Мы вернулись в гостиную, где пили теперь заваренный на какой-то траве чай, обладавший якобы превосходной способностью восстанавливать силы. Ольга сообщила мне, что этот напиток будет способствовать рассасыванию нерастраченного семени по моим тканям, увеличивая продолжительность моей жизни.
— Нет-нет, — ответила она. — Не все я узнала от Макса. Но главное — от него.
— И что же главное?
Она выставила вперед пальчик.
— Без деток.
— Контрацептивное средство? — удивленно спросил я. — Вы хотите сказать, что до Макса ничего не знали об этом?
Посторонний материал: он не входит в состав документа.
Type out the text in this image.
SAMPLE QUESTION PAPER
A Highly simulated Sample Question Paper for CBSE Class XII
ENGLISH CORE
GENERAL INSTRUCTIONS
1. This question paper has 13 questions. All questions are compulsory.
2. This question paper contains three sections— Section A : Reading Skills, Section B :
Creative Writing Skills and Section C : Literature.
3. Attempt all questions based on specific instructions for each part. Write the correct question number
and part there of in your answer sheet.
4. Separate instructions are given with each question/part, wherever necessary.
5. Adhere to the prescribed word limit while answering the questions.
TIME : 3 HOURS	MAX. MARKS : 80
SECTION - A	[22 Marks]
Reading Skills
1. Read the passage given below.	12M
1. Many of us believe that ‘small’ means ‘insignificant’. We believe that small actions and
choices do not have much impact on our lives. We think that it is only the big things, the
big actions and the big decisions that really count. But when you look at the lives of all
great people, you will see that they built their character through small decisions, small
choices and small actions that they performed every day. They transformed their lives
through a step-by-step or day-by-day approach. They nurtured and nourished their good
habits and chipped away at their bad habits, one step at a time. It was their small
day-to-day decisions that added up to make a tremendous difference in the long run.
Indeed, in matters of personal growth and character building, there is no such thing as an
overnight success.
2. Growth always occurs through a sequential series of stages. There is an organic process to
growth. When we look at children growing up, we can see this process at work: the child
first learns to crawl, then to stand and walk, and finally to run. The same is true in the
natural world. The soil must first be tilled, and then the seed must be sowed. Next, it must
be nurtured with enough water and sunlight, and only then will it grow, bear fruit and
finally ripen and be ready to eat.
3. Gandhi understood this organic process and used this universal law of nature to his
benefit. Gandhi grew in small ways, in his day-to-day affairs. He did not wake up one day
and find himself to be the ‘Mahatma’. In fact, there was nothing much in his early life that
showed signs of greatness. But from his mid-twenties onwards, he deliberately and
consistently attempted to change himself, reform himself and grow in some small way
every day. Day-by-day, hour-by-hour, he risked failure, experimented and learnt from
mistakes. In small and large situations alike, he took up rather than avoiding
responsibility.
Она отрицательно покачала головой.
— Не только как без деток. Уж это-то я, конечно, знала. Но и почему без деток — этому меня научил Макс.
Я не понял ее.
— И что это значит?
— Ты помнишь, когда это случилось — у меня и Макса? Мы познакомиться в тридцать восьмом или тридцать девятом. Беспокойное время. Близилась война. Я все время оккупации провести здесь. Я видела то, о чем мне говорил Макс. Это было правдой.
— Что было правдой?
— Мир — это ад. — Она обронила эти слова между двумя глотками чая; ее глаза непрестанно излучали веселые искорки. Такое выражение лица не очень вязалось с подобным заявлением. — Разве нет? Зачем рожать детей и обрекать их на жизнь в аду? Вот почему секс плох. Он дает детей для герр Гитлер. Секс — это чистое безумие. Словно в тебе живет дикое животное. Нет ничего плохого в том, что тело становится животным. Но когда оно руководит нами, то рождается ребеночек, потом еще и еще. Такое несчастье. В этом нет никакой радости. Мы знаем, что делаем зло. Макс говорил «кормить дьявола». Ты понимаешь? От секс появляются дети, чтобы кормить дьявола. Но Макс научил меня обуздывать этот животное. У тебя ведь сегодня был хороший секс, правда? И ничего не пропало даром, никаких деток, — Она взяла меня за руку, провела ею по своему животу, накрыта ею свое теплое лоно между ног. Это и есть бхога. Чистая радость.
— Чистая?
— Когда ничего не теряется даром, когда нет семени, тогда секс чистый. Он становится нечистым, когда кормишь дьявола.
Когда она обронила слово «нечистым», я почувствовал, как мороз пробежал у меня по коже. Я впервые слышал, чтобы кто-нибудь, кроме меня самого, соотнес его с Каслом.